Insinyur: “ada apa bang kau ngelamun gitu?
Pembuat bubur: “haduh, ini bang, bubur ini kebanyakan buat saya”
Insinyur: “buat aku aja bang kalau gitu (sambil merebut panci berisi bubur yang dari tadi dipegang pembuat bubur dan langsung menyantapnya)”.
Pembuat bubur: “enak, bang?”
Insinyur: “macam mana pula kau ini bikin bubur? Kau meracuni aku atau gimana? (bahasanya sudah tidak memakai SPOK lagi karna sang insinyur sudah marah-marah duluan)”.
Pembuat bubur: “bang, kalau enak, sudah saya habiskan dari tadi…”
Insinyur: “bla…bla…bla…..”
Pembuat bubur:”bla…bla…bla….”

    Saya terangkan saja percakapan mereka, soalnya terlalu panjang. Tapi intinya begini, akhirnya pembuat bubur ingin membuang bubur hambar buatannya. Namun sang insinyur mencegah dan memberikan sebuah ide cemerlangnya. Begini idenya: bubur itukan Cuma dari beras yang diberi air, kalau airnya dihilangkan, jadi beras lagi seharusnya dong? Cuma bentuknya pasti lain, berarti tinggal dibentuk seperti beras saja.
     Lalu dia menggunakan alatnya tersebut (yang sudah saya tulis di atas) untuk mencetak bubur tadi menjadi beras dan tha…tha….jadilah beberapa butir beras.

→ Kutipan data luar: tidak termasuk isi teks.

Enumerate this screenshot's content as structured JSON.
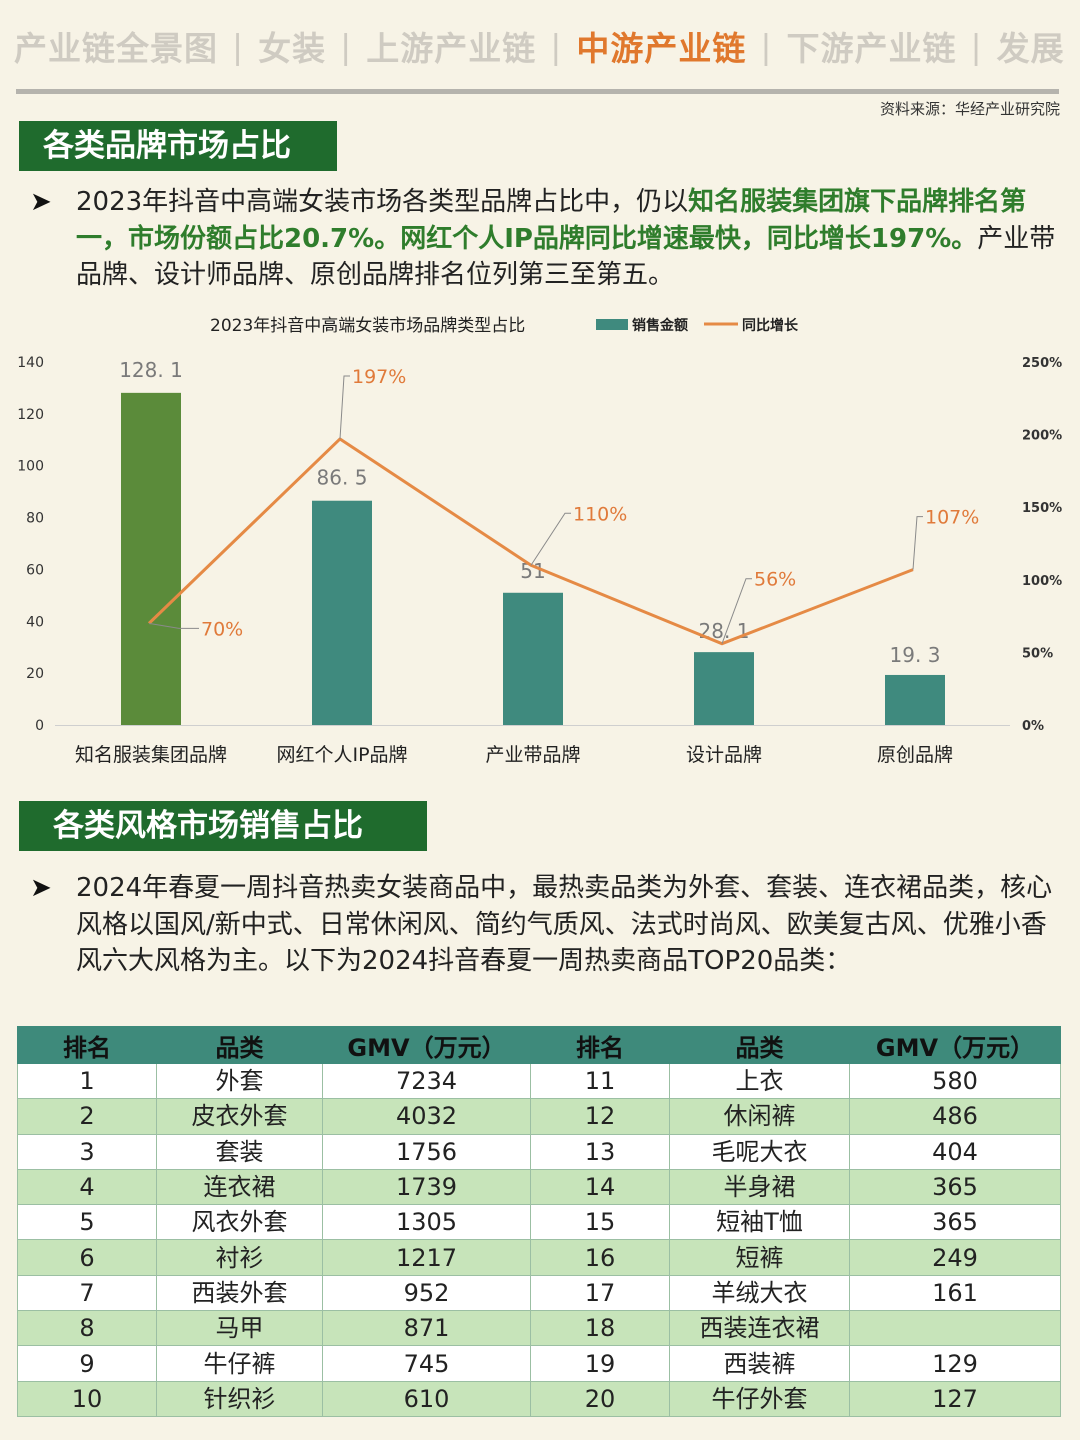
{
  "nav": {
    "items": [
      "产业链全景图",
      "女装",
      "上游产业链",
      "中游产业链",
      "下游产业链",
      "发展"
    ],
    "active_index": 3,
    "separator": "|"
  },
  "source": "资料来源：华经产业研究院",
  "section1": {
    "title": "各类品牌市场占比",
    "bullet": "➤",
    "para_parts": [
      {
        "text": "2023年抖音中高端女装市场各类型品牌占比中，仍以",
        "hl": false
      },
      {
        "text": "知名服装集团旗下品牌排名第一，市场份额占比20.7%。网红个人IP品牌同比增速最快，同比增长197%。",
        "hl": true
      },
      {
        "text": "产业带品牌、设计师品牌、原创品牌排名位列第三至第五。",
        "hl": false
      }
    ]
  },
  "chart_data": {
    "type": "bar",
    "title": "2023年抖音中高端女装市场品牌类型占比",
    "categories": [
      "知名服装集团品牌",
      "网红个人IP品牌",
      "产业带品牌",
      "设计品牌",
      "原创品牌"
    ],
    "series": [
      {
        "name": "销售金额",
        "type": "bar",
        "axis": "left",
        "values": [
          128.1,
          86.5,
          51,
          28.1,
          19.3
        ],
        "labels": [
          "128. 1",
          "86. 5",
          "51",
          "28. 1",
          "19. 3"
        ]
      },
      {
        "name": "同比增长",
        "type": "line",
        "axis": "right",
        "values": [
          70,
          197,
          110,
          56,
          107
        ],
        "labels": [
          "70%",
          "197%",
          "110%",
          "56%",
          "107%"
        ]
      }
    ],
    "y_left": {
      "min": 0,
      "max": 140,
      "ticks": [
        0,
        20,
        40,
        60,
        80,
        100,
        120,
        140
      ]
    },
    "y_right": {
      "min": 0,
      "max": 250,
      "ticks": [
        "0%",
        "50%",
        "100%",
        "150%",
        "200%",
        "250%"
      ]
    },
    "grid": false,
    "legend": "top",
    "colors": {
      "highlight_bar": "#5b8b3a",
      "bar": "#3f8a7e",
      "line": "#e58a45",
      "label": "#7a7a7a",
      "line_label": "#e07a3a"
    }
  },
  "section2": {
    "title": "各类风格市场销售占比",
    "bullet": "➤",
    "para": "2024年春夏一周抖音热卖女装商品中，最热卖品类为外套、套装、连衣裙品类，核心风格以国风/新中式、日常休闲风、简约气质风、法式时尚风、欧美复古风、优雅小香风六大风格为主。以下为2024抖音春夏一周热卖商品TOP20品类："
  },
  "table": {
    "headers": [
      "排名",
      "品类",
      "GMV（万元）",
      "排名",
      "品类",
      "GMV（万元）"
    ],
    "rows": [
      [
        "1",
        "外套",
        "7234",
        "11",
        "上衣",
        "580"
      ],
      [
        "2",
        "皮衣外套",
        "4032",
        "12",
        "休闲裤",
        "486"
      ],
      [
        "3",
        "套装",
        "1756",
        "13",
        "毛呢大衣",
        "404"
      ],
      [
        "4",
        "连衣裙",
        "1739",
        "14",
        "半身裙",
        "365"
      ],
      [
        "5",
        "风衣外套",
        "1305",
        "15",
        "短袖T恤",
        "365"
      ],
      [
        "6",
        "衬衫",
        "1217",
        "16",
        "短裤",
        "249"
      ],
      [
        "7",
        "西装外套",
        "952",
        "17",
        "羊绒大衣",
        "161"
      ],
      [
        "8",
        "马甲",
        "871",
        "18",
        "西装连衣裙",
        ""
      ],
      [
        "9",
        "牛仔裤",
        "745",
        "19",
        "西装裤",
        "129"
      ],
      [
        "10",
        "针织衫",
        "610",
        "20",
        "牛仔外套",
        "127"
      ]
    ]
  }
}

     Hem, apa inti dari membuat beras dari bubur hambar tadi? Jadi begini intinya: Jangan pernah membuat bubur hanya dari beras saja, coba tambahkan rempah-rempah dan juga garam, rasanya pasti jauh lebih enak (loh?). Dan akhirnya, di dunia ini tidak ada yang tidak mungkin, masih ada Tuhan dan bagi Tuhan, semuanya mungkin. Jangan pernah menyerah untuk mengubah nasib kita menjadi lebih baik,teruslah belajar untuk memperbaiki diri dan berdoa masih ada esok pagi.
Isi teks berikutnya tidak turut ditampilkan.